St. Louis will host what’s become known as “Arch Madness” for the 25th straight year in March. The Valley announced Wednesday that St. Louis has also been awarded the 2016-18 tournaments and that it has an option to extend its deal with the city through 2020.

“We have great tradition here. Long standing relationships that we’ve developed over time,” MVC Commissioner Doug Elgin said. “I really think that when we looked at the totality of the bids, St. Louis was the clear winner from a financial standpoint.”

Elgin said the Valley targeted St. Louis, Kansas City, Chicago, Indianapolis and Las Vegas as prospective host cities before choosing to keep the tournament in St. Louis.

The league ultimately received bids from St. Louis’s Scottrade Center, Kansas City’s Sprint Center, which has hosted the Big 12 men’s tournament, and the Sears Centre in Hoffman Estates, Illinois, a suburb of Chicago.

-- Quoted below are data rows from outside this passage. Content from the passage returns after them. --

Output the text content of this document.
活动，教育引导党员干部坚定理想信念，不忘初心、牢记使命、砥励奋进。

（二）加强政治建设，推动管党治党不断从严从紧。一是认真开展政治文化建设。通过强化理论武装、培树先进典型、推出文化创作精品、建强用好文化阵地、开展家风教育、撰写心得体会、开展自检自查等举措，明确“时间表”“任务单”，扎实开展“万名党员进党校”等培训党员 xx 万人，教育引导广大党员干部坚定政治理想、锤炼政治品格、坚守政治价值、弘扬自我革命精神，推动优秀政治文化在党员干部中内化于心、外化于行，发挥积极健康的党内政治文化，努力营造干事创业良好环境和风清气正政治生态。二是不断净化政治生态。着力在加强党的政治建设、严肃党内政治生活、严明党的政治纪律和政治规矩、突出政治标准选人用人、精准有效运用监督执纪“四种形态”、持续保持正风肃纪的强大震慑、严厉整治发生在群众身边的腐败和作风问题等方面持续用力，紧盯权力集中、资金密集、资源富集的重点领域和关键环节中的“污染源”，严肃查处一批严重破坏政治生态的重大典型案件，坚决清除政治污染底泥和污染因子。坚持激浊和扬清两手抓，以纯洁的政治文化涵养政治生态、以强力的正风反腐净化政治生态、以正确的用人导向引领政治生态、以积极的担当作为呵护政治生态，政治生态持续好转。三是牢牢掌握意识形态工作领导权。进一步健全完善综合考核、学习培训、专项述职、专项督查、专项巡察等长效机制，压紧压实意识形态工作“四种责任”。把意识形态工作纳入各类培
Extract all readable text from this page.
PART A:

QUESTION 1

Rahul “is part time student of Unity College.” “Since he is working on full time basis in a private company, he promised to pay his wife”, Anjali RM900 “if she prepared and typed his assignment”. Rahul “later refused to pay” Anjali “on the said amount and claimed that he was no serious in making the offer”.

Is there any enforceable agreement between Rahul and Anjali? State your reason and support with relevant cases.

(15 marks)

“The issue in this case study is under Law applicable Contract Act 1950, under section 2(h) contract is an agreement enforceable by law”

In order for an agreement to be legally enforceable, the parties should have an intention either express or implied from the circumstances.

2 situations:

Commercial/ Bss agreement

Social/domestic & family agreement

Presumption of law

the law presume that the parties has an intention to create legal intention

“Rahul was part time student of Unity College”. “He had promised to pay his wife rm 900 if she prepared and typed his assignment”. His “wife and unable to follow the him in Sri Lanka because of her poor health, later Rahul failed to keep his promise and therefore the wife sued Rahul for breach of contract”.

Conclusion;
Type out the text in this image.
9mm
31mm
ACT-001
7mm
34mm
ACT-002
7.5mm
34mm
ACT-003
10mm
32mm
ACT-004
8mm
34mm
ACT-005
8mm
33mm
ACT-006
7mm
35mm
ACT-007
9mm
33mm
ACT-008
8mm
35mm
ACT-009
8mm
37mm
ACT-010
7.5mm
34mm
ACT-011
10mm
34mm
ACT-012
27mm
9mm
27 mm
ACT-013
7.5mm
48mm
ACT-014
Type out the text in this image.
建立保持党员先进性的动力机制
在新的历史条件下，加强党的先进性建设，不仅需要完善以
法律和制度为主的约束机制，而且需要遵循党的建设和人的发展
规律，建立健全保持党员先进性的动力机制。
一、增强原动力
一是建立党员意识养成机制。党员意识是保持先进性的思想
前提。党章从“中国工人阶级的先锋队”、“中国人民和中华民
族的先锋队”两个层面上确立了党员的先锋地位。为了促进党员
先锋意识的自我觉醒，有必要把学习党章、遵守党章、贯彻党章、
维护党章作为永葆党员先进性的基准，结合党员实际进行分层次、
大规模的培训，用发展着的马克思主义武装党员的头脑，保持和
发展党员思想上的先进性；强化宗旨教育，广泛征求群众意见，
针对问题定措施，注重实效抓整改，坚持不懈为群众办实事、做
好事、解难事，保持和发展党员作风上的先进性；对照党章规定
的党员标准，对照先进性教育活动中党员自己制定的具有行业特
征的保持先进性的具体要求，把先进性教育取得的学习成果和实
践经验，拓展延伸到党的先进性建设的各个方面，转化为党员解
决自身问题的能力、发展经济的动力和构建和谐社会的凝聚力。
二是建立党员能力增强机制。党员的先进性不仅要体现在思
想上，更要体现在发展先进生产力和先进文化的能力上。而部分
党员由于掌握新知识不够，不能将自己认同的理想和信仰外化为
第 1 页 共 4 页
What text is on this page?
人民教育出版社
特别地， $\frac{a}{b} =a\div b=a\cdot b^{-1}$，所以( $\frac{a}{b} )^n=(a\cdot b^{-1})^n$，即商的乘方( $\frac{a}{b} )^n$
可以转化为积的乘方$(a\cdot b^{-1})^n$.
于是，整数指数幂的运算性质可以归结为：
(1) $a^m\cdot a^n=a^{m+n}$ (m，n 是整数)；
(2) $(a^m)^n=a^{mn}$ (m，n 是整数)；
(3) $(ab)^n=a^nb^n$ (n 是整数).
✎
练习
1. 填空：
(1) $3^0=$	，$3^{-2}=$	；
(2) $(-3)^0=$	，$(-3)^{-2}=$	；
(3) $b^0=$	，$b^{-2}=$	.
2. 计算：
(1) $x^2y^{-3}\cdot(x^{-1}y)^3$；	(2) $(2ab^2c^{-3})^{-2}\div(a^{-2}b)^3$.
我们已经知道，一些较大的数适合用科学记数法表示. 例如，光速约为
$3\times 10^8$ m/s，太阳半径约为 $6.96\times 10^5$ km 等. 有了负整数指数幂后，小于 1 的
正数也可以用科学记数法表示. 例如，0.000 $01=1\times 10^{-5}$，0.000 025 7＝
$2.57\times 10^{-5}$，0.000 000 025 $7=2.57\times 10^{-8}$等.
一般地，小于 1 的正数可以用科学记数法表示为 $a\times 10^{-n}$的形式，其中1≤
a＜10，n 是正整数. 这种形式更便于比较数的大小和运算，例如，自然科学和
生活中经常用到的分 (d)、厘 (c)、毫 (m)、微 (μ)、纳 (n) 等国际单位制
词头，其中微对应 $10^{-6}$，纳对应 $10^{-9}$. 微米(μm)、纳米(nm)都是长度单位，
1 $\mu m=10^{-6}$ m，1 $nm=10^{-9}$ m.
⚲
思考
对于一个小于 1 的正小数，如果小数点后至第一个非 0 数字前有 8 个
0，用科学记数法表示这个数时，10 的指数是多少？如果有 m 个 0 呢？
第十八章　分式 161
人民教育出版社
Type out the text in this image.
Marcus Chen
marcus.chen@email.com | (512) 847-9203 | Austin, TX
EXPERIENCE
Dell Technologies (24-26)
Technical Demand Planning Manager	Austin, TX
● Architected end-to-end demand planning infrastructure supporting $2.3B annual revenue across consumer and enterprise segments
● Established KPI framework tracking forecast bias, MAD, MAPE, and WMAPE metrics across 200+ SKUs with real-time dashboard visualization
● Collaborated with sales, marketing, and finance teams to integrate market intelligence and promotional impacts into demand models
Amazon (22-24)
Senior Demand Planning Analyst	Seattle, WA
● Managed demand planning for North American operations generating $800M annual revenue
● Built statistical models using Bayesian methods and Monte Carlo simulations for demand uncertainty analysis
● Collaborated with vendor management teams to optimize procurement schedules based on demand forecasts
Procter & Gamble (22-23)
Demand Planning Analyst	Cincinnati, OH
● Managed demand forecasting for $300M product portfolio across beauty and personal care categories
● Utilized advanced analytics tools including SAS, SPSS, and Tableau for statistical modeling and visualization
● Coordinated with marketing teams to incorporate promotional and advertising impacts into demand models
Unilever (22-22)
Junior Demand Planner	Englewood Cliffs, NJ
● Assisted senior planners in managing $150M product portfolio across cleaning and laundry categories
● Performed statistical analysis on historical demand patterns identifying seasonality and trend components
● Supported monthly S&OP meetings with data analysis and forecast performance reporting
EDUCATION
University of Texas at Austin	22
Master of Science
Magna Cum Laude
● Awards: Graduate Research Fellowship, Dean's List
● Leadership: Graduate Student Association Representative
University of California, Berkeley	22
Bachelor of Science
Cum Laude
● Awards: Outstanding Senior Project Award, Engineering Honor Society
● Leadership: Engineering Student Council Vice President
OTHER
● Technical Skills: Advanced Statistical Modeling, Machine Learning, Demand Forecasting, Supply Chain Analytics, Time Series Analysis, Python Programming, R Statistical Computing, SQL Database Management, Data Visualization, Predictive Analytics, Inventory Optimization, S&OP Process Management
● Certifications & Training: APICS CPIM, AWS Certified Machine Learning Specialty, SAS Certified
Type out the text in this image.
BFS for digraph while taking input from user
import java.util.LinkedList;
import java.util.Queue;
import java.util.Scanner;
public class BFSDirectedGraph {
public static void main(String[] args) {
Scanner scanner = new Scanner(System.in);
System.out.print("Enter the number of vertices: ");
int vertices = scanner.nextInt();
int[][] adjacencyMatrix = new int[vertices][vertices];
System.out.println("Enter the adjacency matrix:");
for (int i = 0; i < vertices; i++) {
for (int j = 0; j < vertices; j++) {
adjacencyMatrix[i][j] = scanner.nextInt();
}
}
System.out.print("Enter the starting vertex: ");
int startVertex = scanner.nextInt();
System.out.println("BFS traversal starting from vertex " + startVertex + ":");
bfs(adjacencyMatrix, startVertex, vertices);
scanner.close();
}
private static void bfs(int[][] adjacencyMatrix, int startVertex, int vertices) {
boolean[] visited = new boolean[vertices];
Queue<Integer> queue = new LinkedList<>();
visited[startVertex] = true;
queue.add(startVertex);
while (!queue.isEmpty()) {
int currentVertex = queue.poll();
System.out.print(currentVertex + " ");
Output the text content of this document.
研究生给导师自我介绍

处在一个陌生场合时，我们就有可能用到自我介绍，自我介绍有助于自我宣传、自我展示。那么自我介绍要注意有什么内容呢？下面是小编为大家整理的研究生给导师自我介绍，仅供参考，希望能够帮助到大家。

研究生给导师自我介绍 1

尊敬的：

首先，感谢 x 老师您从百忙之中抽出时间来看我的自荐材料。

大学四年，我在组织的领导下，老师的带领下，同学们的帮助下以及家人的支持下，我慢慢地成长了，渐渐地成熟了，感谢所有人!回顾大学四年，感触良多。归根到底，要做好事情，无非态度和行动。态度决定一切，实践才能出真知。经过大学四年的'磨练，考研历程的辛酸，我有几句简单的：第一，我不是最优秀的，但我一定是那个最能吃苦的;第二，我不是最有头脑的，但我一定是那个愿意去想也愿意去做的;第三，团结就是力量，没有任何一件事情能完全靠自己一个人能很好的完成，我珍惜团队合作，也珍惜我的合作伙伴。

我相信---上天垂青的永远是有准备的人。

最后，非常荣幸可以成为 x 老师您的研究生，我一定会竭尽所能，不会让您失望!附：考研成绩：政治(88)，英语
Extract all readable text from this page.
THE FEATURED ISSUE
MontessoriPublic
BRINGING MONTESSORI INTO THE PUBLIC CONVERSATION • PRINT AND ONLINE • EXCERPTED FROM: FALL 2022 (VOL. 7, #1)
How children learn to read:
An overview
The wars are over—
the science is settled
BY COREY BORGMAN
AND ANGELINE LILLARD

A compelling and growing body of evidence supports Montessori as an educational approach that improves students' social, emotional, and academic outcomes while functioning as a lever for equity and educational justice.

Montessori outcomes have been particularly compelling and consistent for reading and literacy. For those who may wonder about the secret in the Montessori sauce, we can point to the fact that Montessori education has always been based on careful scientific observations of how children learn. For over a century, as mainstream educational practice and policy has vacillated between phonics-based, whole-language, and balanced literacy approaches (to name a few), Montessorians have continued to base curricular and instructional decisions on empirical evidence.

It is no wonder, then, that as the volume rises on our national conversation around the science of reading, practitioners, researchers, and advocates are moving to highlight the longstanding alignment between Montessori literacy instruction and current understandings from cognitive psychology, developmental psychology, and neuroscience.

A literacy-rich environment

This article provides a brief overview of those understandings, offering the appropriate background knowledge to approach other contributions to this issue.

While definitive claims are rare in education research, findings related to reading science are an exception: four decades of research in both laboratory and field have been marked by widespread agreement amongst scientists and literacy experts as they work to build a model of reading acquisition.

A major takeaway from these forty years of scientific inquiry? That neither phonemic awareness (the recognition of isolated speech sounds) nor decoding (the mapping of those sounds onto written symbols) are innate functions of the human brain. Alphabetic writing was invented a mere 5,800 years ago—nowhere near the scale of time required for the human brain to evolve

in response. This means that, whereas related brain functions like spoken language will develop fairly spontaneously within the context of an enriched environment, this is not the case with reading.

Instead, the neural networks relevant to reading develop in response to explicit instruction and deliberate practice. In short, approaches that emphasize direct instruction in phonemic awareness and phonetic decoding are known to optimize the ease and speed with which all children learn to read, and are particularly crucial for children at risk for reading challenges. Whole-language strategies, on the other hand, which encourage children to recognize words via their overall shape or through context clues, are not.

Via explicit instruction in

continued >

“We absolutely viewed the process as open, and I can tell you that we played no favorites,” Elgin said. “We really did have three good choices, and I can honestly say this. There are not a lot of conferences that have the kind of choices, the good options we had available to us.”

The Valley’s stay in St. Louis is the second longest active streak for a neutral site tournament, trailing only the Big East’s tenure in New York City. The tournament has drawn at least 50,000 fans in each of the past 12 seasons to St. Louis, whose central location makes it within a day’s drive for most fans.

“It was a good opportunity for us to make the best and most prudent business decision for the league,” Elgin said. “We learned a lot about the other markets and the commitment St. Louis has to our event.”